投稿したユーザー : shigehiko21
「医薬品業界ってどんな仕事があるの?」
「理系じゃないと無理?将来性はある?」
このように感じている就活生も多いのではないでしょうか。
医薬品業界は、人の命や健康を支える社会的に重要な分野であり、専門性の高い職種が多いのが特徴です。一方で、営業や管理系など文系でも活躍できる職種も存在します。
この記事では、医薬品業界の職種や仕事内容、年収の目安、向いている人の特徴までをわかりやすく解説します。業界研究を進めたい方はぜひ参考にしてください。
医薬品業界とは、薬の研究・開発・製造・販売までを担う業界です。
一般的に「製薬業界」とほぼ同じ意味で使われることが多く、以下のような領域に分かれます。
・医療用医薬品(病院で処方される薬)
・一般用医薬品(ドラッグストアで購入できる薬)
また、近年はバイオ医薬品や再生医療などの分野も急速に成長しています。
新薬が世に出るまでには、長い年月と厳しい審査が必要です。
主なプロセスは以下の4つです。
・基礎研究(新しい成分の発見)
・非臨床試験(動物・細胞で安全性確認)
・臨床試験(人で効果と安全性を検証)
・承認申請・審査
開発期間は10年以上かかることも多く、成功確率も決して高くありません。だからこそ、高い専門性とチームワークが求められます。
医薬品業界には多様な職種があり、それぞれ役割が異なります。
医薬品の専門家として、調剤・服薬指導・薬歴管理などを行います。
病院や薬局で患者と直接関わる機会が多い職種です。国家資格が必須となります。
ドラッグストアなどで一般用医薬品を販売する専門職です。
比較的目指しやすい資格であり、近年ニーズが拡大しています。
医療従事者に対して医薬品の情報提供を行う職種です。
営業職に近い役割ですが、「情報提供」が中心であり、専門知識と信頼関係が重要になります。
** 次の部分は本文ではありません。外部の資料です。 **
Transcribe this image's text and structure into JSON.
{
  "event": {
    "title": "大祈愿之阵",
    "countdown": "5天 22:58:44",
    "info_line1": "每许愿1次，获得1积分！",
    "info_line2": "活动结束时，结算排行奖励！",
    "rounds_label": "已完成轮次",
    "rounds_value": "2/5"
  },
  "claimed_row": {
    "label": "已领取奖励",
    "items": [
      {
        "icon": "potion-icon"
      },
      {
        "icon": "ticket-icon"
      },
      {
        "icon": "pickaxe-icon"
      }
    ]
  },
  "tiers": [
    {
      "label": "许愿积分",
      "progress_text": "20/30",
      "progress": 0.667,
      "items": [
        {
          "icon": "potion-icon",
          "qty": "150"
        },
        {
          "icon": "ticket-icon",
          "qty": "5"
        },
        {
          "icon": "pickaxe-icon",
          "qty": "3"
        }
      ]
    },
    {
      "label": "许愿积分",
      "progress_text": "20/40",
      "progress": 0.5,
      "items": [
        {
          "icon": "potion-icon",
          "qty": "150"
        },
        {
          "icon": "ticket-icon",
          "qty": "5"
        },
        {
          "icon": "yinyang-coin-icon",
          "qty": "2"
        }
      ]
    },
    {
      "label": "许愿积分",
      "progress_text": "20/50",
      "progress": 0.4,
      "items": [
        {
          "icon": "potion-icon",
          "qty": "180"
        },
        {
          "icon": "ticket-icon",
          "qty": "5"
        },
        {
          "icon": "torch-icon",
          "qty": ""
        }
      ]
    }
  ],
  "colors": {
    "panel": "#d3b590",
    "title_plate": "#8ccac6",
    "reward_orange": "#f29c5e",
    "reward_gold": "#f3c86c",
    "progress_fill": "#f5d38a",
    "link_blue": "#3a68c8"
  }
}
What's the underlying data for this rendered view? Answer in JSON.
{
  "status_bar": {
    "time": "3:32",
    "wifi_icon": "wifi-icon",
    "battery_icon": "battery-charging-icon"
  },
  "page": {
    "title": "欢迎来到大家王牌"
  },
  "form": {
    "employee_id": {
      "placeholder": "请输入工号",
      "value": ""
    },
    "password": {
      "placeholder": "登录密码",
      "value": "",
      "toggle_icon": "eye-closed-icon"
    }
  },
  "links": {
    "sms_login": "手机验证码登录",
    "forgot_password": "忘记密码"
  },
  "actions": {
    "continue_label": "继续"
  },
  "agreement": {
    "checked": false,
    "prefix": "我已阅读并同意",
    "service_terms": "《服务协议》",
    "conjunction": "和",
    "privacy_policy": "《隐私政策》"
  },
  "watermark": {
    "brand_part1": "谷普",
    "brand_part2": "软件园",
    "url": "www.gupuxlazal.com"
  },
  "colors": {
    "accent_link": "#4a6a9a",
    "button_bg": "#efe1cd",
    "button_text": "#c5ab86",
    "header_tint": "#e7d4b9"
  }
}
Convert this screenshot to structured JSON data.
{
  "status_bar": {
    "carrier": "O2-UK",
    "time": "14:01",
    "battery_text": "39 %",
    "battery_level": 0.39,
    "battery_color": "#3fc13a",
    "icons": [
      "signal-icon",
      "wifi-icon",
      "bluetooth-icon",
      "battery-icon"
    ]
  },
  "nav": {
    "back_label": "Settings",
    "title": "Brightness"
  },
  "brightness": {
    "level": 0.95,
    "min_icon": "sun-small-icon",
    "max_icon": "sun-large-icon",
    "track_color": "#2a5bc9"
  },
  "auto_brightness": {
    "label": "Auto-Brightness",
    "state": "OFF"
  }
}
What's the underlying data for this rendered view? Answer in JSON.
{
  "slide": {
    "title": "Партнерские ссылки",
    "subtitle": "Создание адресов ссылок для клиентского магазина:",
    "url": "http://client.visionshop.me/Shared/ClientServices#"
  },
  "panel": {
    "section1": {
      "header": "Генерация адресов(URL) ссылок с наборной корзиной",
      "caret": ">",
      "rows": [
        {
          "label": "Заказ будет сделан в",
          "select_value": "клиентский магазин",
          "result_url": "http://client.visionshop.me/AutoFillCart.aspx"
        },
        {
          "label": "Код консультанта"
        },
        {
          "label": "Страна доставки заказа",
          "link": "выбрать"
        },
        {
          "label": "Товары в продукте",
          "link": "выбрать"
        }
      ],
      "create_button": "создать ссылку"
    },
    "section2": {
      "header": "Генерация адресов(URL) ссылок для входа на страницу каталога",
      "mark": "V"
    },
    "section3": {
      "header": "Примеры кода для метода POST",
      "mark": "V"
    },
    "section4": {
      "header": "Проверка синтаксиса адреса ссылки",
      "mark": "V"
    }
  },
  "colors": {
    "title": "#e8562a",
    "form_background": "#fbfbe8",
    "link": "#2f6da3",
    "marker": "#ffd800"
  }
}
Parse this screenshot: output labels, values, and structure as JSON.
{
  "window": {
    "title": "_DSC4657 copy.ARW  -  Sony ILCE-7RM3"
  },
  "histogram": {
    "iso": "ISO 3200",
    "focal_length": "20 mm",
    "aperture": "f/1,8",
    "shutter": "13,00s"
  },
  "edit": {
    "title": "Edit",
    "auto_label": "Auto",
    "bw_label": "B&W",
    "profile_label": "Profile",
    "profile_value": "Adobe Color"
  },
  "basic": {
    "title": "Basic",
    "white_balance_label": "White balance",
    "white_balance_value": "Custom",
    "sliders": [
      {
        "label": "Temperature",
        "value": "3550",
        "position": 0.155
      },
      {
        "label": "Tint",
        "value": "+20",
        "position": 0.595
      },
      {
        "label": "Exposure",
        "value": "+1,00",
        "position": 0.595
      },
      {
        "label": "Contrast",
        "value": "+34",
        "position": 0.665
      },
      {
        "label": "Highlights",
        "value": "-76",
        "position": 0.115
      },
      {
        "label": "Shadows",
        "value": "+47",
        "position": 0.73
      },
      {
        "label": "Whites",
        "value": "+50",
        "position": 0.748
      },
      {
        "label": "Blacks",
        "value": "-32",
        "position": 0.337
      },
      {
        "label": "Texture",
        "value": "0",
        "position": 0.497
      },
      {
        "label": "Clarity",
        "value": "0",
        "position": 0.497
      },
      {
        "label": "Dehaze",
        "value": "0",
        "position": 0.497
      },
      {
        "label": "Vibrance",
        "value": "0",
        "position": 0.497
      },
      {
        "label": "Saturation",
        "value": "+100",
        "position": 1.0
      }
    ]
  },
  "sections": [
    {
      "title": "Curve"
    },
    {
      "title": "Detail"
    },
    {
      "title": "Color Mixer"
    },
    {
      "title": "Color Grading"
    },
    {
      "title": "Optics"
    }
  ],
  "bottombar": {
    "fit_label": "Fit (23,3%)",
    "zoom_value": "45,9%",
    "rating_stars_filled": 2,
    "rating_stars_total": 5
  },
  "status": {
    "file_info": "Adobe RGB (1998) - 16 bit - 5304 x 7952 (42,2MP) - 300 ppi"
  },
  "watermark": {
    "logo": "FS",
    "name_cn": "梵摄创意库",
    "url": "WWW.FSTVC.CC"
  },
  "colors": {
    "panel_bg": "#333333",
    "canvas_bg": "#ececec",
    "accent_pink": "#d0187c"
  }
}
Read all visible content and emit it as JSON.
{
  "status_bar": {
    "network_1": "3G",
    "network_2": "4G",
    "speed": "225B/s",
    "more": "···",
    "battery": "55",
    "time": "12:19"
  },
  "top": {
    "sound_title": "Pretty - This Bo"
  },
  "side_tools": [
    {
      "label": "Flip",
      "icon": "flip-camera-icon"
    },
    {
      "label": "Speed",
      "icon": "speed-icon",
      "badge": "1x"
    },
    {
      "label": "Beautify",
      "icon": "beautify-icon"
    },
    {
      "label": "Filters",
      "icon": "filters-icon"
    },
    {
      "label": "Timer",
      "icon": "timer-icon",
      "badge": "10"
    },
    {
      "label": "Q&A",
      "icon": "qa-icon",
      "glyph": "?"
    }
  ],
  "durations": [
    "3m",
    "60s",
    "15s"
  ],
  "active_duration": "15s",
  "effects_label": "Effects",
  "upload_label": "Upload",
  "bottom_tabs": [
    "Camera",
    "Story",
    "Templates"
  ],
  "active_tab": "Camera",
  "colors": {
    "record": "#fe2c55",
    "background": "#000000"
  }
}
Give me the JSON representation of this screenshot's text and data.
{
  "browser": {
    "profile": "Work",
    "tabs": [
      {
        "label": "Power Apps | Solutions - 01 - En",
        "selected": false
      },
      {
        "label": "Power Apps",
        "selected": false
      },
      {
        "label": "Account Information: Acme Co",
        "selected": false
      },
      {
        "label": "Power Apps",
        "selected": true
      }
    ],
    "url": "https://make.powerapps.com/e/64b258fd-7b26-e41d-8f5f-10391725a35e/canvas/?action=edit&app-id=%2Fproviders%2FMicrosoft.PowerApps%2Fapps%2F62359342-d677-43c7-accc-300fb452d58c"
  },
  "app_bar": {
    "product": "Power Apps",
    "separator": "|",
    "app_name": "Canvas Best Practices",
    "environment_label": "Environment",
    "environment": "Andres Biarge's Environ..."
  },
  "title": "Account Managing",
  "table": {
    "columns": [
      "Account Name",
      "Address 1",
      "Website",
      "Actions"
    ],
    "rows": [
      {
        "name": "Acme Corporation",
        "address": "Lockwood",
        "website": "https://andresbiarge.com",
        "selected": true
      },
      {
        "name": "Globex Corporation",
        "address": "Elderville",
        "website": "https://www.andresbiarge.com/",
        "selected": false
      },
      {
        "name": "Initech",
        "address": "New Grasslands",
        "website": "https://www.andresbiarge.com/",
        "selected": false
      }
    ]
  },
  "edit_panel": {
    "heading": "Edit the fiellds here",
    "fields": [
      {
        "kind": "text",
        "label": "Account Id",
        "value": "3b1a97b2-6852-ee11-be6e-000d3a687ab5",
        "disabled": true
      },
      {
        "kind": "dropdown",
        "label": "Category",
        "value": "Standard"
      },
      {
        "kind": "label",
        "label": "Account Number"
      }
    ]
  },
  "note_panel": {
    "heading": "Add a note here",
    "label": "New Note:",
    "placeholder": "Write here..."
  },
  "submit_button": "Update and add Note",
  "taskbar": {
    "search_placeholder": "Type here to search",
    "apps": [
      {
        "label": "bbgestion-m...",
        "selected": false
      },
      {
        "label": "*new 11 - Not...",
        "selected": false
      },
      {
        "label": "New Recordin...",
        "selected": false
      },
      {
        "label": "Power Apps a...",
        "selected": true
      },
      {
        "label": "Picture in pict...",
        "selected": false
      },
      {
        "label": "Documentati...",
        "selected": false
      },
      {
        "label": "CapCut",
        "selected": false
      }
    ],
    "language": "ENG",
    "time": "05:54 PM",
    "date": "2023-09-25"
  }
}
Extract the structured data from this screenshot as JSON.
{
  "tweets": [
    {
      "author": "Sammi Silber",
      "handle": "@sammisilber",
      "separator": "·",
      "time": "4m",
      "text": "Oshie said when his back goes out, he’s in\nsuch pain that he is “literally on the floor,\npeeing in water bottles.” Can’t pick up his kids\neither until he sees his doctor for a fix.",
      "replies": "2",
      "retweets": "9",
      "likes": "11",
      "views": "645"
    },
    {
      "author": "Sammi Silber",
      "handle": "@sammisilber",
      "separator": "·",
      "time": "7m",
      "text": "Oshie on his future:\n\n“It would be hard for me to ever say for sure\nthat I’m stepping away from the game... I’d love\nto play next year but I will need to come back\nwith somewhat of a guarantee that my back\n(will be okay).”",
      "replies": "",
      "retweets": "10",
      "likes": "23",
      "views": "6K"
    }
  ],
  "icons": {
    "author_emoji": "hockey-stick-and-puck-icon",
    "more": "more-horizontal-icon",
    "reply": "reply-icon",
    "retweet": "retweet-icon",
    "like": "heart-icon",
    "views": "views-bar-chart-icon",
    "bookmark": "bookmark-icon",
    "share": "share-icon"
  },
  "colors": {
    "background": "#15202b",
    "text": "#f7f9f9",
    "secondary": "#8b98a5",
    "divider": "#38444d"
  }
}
医師に対して科学的・中立的な情報を提供する職種です。
MRとの違いは「販売目的ではない点」で、より専門性の高いポジションといえます。
新薬を生み出すための研究を行う職種です。
化学・生物・薬学などの専門知識が必要で、理系人材の代表的なキャリアです。
治験が適切に行われているかを監視・管理する職種です。
医療機関と製薬企業の橋渡し役として重要な役割を担います。
医療機関側で治験をサポートする職種です。
被験者対応やスケジュール調整など、現場を支えるポジションです。
医薬品の製造や品質を維持するための重要な職種です。
・生産技術:製造工程の設計や効率化
・品質管理:製品の安全性・品質のチェック
どちらも「ミスが許されない」責任の大きい仕事です。
医薬品業界は、全体的に年収水準が高い傾向にあります。
目安としては以下の通りです。
・MR、MSL:700万円前後
・薬剤師:500〜600万円前後
・研究開発:500万円台後半
・CRA:500万円前後
・品質管理、生産技術:400〜500万円
企業規模や経験、専門性によって大きく差が出る点も特徴です。
医薬品業界は今後も成長が期待される分野です。
その理由は主に3つあります。
日本をはじめ世界的に高齢化が進んでおり、医薬品の需要は拡大しています。
近年はAIを活用した創薬や、ビッグデータによる研究効率化が進んでいます。
これにより、開発スピードの向上が期待されています。
新興国を中心に医療需要が高まっており、海外展開も活発です。
魅力の多い業界ですが、以下のような厳しさもあります。
・就職難易度が高い(専門性重視)
・継続的な学習が必要
・法規制の理解が必須
特に薬機法などの法規制は頻繁に改正されるため、常に知識のアップデートが求められます。
医薬品は人の命に関わるため、ミスが許されません。
正確性と責任感は必須の資質です。
医師や研究者、患者など多くの関係者と関わるため、伝える力・調整力が重要です。
医療・薬学の分野は進化が早く、継続的な学習が欠かせません。
新しい知識を吸収する姿勢がある人に向いています。
医薬品業界は職種ごとに求められるスキルや働き方が大きく異なります。
・研究で専門性を極めたい
・営業や情報提供で人と関わりたい
・医療現場で直接貢献したい
このように、自分の興味や強みに合わせて職種を選ぶことが大切です。
医薬品業界は決して簡単に入れる業界ではありませんが、その分やりがいも大きく、社会貢献性の高い仕事です。
しっかりと企業研究・職種研究を行い、自分に合ったキャリアを見つけていきましょう。